The Report on Pension Charges in Ireland 2012 was compiled by the Department of Social Protection, with assistance from the Pensions Board and other parties. The report looks at the impact of disclosed and hidden charges on retirement savings and it also assesses whether charges are reasonable and transparent in how funds are being managed.

The findings of the report were illustrated by way of the following example:

An individual aged 35, saves €250 per month towards a pension for 30 years.  The report estimates that contributions at this level will create a retirement fund of about €200,000, which in return would pay a pension of about €10,000 a year.  Where an average charge of 2.18% per annum is then applied to the fund, the final fund is reduced by 31% (€62,000).  This results in a significantly lower pension of €6,900 per annum.

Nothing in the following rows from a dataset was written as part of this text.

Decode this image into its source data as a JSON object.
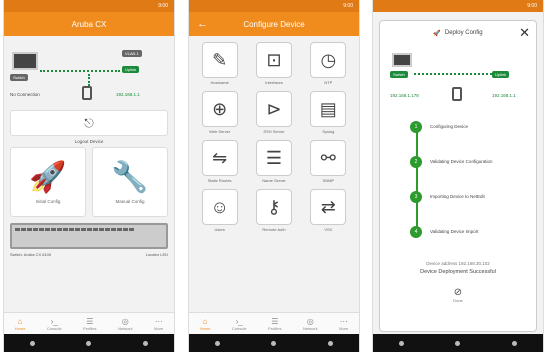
{
  "phone1": {
    "status_time": "9:00",
    "title": "Aruba CX",
    "topology": {
      "switch_tag": "Switch",
      "uplink_tag": "Uplink",
      "vlan_tag": "VLAN 1",
      "no_connection": "No Connection",
      "ip_label": "192.168.1.1"
    },
    "logout_section_label": "Logout Device",
    "tiles": [
      {
        "label": "Initial Config"
      },
      {
        "label": "Manual Config"
      }
    ],
    "device_info": {
      "left": "Switch: Aruba CX 6100",
      "right": "Locator LED"
    }
  },
  "phone2": {
    "status_time": "9:00",
    "title": "Configure Device",
    "tiles": [
      {
        "label": "Hostname",
        "icon": "pencil-icon"
      },
      {
        "label": "Interfaces",
        "icon": "ethernet-icon"
      },
      {
        "label": "NTP",
        "icon": "clock-icon"
      },
      {
        "label": "Web Server",
        "icon": "globe-icon"
      },
      {
        "label": "SSH Server",
        "icon": "terminal-icon"
      },
      {
        "label": "Syslog",
        "icon": "clipboard-icon"
      },
      {
        "label": "Static Routes",
        "icon": "signpost-icon"
      },
      {
        "label": "Name Server",
        "icon": "server-icon"
      },
      {
        "label": "SNMP",
        "icon": "network-icon"
      },
      {
        "label": "Users",
        "icon": "users-icon"
      },
      {
        "label": "Remote Auth",
        "icon": "key-icon"
      },
      {
        "label": "VSX",
        "icon": "exchange-icon"
      }
    ]
  },
  "phone3": {
    "status_time": "9:00",
    "title": "Deploy Config",
    "topology": {
      "left_tag": "Switch",
      "right_tag": "Uplink",
      "ip_label": "192.168.1.178",
      "ip_label2": "192.168.1.1"
    },
    "steps": [
      {
        "num": "1",
        "label": "Configuring Device"
      },
      {
        "num": "2",
        "label": "Validating Device Configuration"
      },
      {
        "num": "3",
        "label": "Importing Device to NetEdit"
      },
      {
        "num": "4",
        "label": "Validating Device Import"
      }
    ],
    "summary_addr": "Device address 192.168.30.102",
    "summary_result": "Device Deployment Successful",
    "done_label": "Done"
  },
  "bottom_nav": [
    {
      "label": "Home",
      "icon": "home-icon"
    },
    {
      "label": "Console",
      "icon": "console-icon"
    },
    {
      "label": "Profiles",
      "icon": "profiles-icon"
    },
    {
      "label": "Network",
      "icon": "network-icon"
    },
    {
      "label": "More",
      "icon": "more-icon"
    }
  ],
  "colors": {
    "accent": "#f08c1e",
    "success": "#1b8a3a"
  }
}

Minister for Social Protection Joan Burton has commented that many schemes and individuals are clearly paying more than necessary in pension charges.  The research particularly points to small occupational schemes and individual pension policies incurring high costs.  However, poor investment performance and a higher cost of annuities are also affecting defined benefit schemes (which pay a set amount of salary on retirement based on service).

The study itself, having received a lot of media attention, has improved awareness of pension charges and their impact on pension funds amongst the general public.  The report also recommends improving awareness of the importance of transparency, including increased compliance with regulations under the Consumer Protection Code.  The Department has published the report online and has opened a three-month period for comment and submissions.